Quand et comment cette licence est-elle née ? Je travaille dans la sécurité informatique depuis 2002. à l’époque on parlait très peu de cybersécurité. Puis on s’est rendu compte, au fil du temps, de l’importance du piratage. J’ai donc créé cette licence en septembre 2008 à Maubeuge.
Les cyberattaques sont-elles devenues un fléau ? Oui, et concernent tout le monde. Les professionnels, les services publics comme les particuliers sont visés chaque jour et chaque nuit.
Quels types d’agressions visent les particuliers ? Si vous êtes faillible, les pirates peuvent utiliser votre adresse IP grâce à des outils automatiques, de façon aléatoire. Ils prennent alors possession de vos machines pour, par exemple, attaquer une banque sans être repérés.
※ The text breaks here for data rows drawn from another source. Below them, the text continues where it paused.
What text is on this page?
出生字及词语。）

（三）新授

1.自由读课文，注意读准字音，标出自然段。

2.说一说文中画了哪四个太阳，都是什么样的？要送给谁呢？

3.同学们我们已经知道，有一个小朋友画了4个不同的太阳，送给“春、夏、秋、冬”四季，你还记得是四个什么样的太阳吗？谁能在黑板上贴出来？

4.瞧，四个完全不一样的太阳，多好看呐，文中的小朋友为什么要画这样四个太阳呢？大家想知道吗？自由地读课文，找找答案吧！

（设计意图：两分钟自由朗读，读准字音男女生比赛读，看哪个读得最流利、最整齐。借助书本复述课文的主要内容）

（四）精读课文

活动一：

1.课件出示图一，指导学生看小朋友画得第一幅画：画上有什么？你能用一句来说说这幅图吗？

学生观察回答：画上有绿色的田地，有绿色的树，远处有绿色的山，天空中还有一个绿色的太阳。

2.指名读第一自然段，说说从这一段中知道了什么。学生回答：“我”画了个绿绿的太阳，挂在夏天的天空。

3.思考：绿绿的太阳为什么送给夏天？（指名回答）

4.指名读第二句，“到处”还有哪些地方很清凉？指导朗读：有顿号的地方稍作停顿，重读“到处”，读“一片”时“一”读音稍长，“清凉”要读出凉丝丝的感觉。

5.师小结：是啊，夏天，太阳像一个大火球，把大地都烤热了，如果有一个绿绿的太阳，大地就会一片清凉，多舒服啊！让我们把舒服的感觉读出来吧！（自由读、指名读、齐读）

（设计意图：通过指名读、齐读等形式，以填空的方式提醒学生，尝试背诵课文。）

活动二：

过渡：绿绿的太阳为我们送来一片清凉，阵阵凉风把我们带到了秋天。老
Charge ensuite à vous de prouver votre innocence. Ils sont aussi capables de contrôler votre webcam via un trojan (ndlr : un cheval de Troie), regardant ce qui se passe chez vous à votre insu. J’ai déjà rencontré ce cas de figure : des gens ont été filmés au cours d’un acte, disons, très privé. Les vidéos servaient ensuite un chantage…
Qu’en est-il du “ransomware”, le logiciel de rançon ? Il concerne plutôt les entreprises. C’est simple : le pirate envoie un mail quelconque avec une pièce attachée. En cliquant sur le lien, la victime installe sans le savoir le “ransomware”, qui chiffre la machine. Toutes les données deviennent dès lors inaccessibles. Pour débloquer la situation, il faut une clé de déchiffrement, que le pirate cèdera moyennant une somme d’argent. C’est une sorte de kidnapping.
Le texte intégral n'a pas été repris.